Usually, abbreviating years is only used in relation to the last 100 years, so it is essential to provide context clues in your writing to clarify for your readers.

For example:

  • The 20th Century was marked by major snowstorms and below-average temperatures. In particular, the great winter storm of ‘03 saw 26 continuous days of below zero temps and daily snowfall.

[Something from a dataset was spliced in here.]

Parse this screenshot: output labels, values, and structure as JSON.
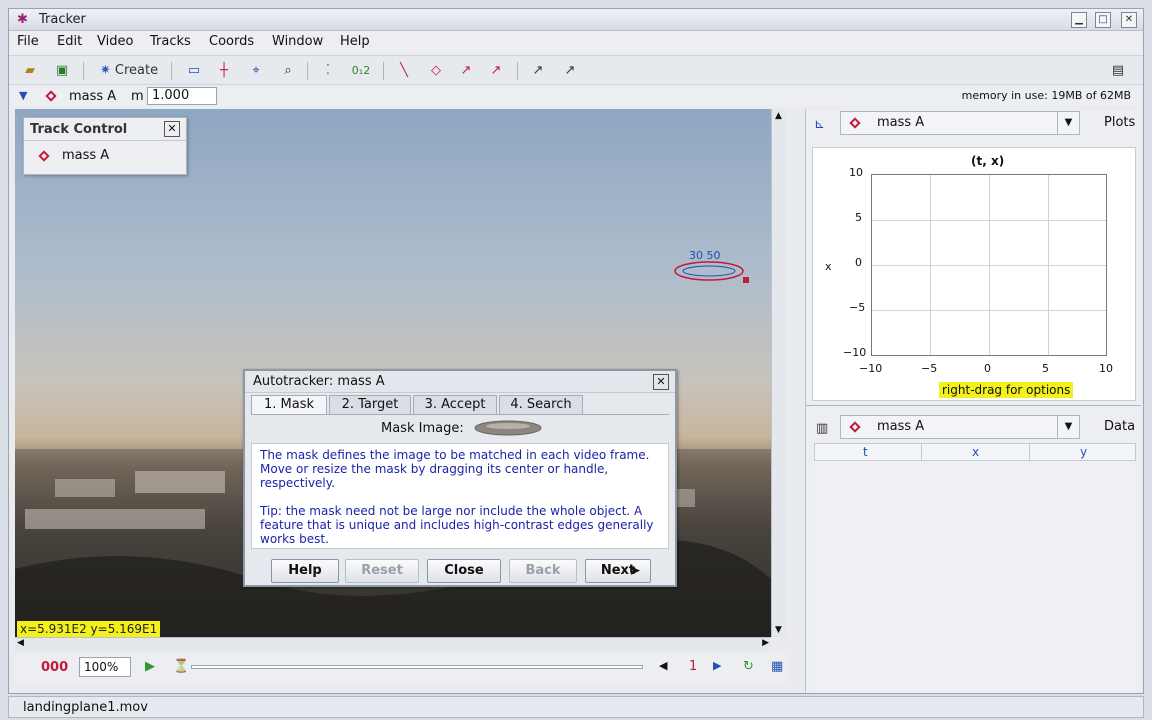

Contractions Using o’, d’, and l’

O, D, and L are often seen followed by an apostrophe when placed before certain words. These letters are representative of the words “of the” and “the” in several different languages, and the apostrophe signifies the missing letters. They are most often used with surnames to indicate “the family of.”

For example:

  • l’Abbe
  • O’Keefe
  • D’angelo
  • o’clock

Contractions in Dialog

Apostrophes are used in a written dialog to help convey accents or speech patterns. Although informal, contractions of various words are found in all languages and are generally created through the removal of certain vowels and/or consonants. An apostrophe indicates the removal of a letter.

For example:

  • Morning = Monrin’
  • Fishing = Fishin’
  • It is = ‘tis
  • Little = li’l
  • Is working = aworkin’

What Else Can an Apostrophe Do?

The possessive apostrophe is also a well-known punctuation mark used to create possession. Its use indicates ownership of an item and should never be confused with apostrophes for contractions.

For example:

  • It was Sarah’s morning to walk the dog, and she bundled up against the cold.

Let’s Review

Apostrophes are often used to replace missing letters when forming contractions. They are more commonly used in informal writing and speaking scenarios, although they are acceptable in formal settings when used appropriately.

As with any punctuation, the overuse of contractions can reduce the effectiveness and impact, so watch your use to avoid this issue.